Saudi Arabia is introducing significant austerity measures amid increasing expectations that the global oil market's full recovery from the COVID-19 crisis is likely years off, if ever. On May 10, Riyadh announced three specific measures that Saudi Minister of Finance Mohammed al-Jadaan said were necessary to get its public finances under control for the long and painful road ahead:
- Saudi Arabia will cut or delay spending totaling 100 billion Saudi riyals ($26.6 billion), which is roughly equivalent to 10 percent of Saudi Arabia's planned 1020 billion riyal ($271.5 billion) 2020 budget. It is not clear how much of the spending cuts and delays will take place in 2020.
- Beginning July 1, Saudi Arabia will triple its value-added tax (VAT), taking it from 5 percent to 15 percent.
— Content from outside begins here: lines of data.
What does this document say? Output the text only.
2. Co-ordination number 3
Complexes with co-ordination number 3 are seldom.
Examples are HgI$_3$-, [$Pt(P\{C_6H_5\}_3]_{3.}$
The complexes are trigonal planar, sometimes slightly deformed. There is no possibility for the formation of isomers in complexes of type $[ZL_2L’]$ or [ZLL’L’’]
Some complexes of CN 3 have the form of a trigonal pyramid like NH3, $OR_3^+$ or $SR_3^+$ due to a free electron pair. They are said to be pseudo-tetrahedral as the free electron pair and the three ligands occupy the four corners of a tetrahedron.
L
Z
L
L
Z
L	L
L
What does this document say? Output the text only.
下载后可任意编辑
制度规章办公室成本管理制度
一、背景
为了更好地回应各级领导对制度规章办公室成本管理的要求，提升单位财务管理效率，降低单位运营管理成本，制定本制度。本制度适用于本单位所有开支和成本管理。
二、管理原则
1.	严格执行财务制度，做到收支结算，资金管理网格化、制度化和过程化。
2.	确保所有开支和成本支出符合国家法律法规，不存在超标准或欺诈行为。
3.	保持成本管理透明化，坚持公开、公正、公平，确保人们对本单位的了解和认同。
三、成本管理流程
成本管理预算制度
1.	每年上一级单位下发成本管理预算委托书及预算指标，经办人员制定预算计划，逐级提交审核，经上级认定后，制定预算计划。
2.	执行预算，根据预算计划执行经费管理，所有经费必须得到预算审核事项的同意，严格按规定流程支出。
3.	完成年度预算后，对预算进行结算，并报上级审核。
- Saudi Arabia will also end a program introduced in 2018 that allows government workers to receive a 1000 Saudi riyal ($267) monthly stipend. The stipend was intended as a cost of living adjustment to offset the economic impact of the VAT, which was first introduced in 2018.
Due to the global economic fallout from COVID-19, the Saudi government's finances are in the middle of a major adjustment and remain unlikely to improve in the short-term. Despite a slight recovery in May, the price of Brent crude oil remains around $30 per barrel. The global economy is also now not expected to fully recover from COVID-19 until at least 2022, highlighting the severity and length of Saudi Arabia's financial crisis.
- In the first quarter of 2020, Saudi Arabia's government revenue was just 192 billion Saudi riyals ($51.1 billion), a 22 percent decline year-over-year (YoY).
- Oil revenue also declined by 24 percent YoY to 129 billion riyals ($34.3 billion), but non-oil revenue also plunged by 17 percent, highlighting the pervasive nature of the Saudi government's collapsing sources of revenue.
The impact on the Saudi economy in the second quarter of 2020 will likely be even greater. Prior to Riyadh's announcement of the new austerity measures, Jadwa Investment calculated that Saudi Arabia's budget deficit was already 15 percent of the country's GDP in 2020.
- With oil prices bottoming out in April, Saudi Arabia has reduced its oil production to 18-year lows in the hopes of managing the market.
- The increase in government revenue from the higher VAT rates won't kick in until July.
- According to al-Jadaan, the kingdom also plans to raise 220 billion riyals this year to plug gaps in its budget, which is equivalent to roughly 8 percent of GDP.
While it may help initially ease Saudi Arabia's budget deficit, the dramatic VAT increase will eventually stymie overall private sector spending and could provoke political unrest. The VAT has proven controversial since it was introduced as part of a Gulf Cooperation Council-wide initiative in 2018. For this reason, Kuwait and Oman have delayed the introduction of their VATs. Despite also suffering from the economic fallout from COVID-19, the United Arab Emirates also recently stated it has no plans to follow Saudi Arabia's lead by increasing its rate from 5 percent.
- Saudi Arabia's social contract has long shunned significant direct taxation of the population and had a high level of social spending in exchange for political support of the government.
- Saudi Arabia's VAT is already hitting its poorer population the hardest due to it being regressive and based on consumption.
- A substantial taxation of Saudi Arabia's consumers will reduce consumer buying power, which will translate into reduced consumer spending in the private sector, further undermining Saudi Arabia's Vision 2030's goal of boosting private industry.
- But despite these risks, Saudi Arabia is unlikely to reverse course and reduce the VAT back to its original levels once the crisis is over due to the long-term challenges in boosting non-oil revenue.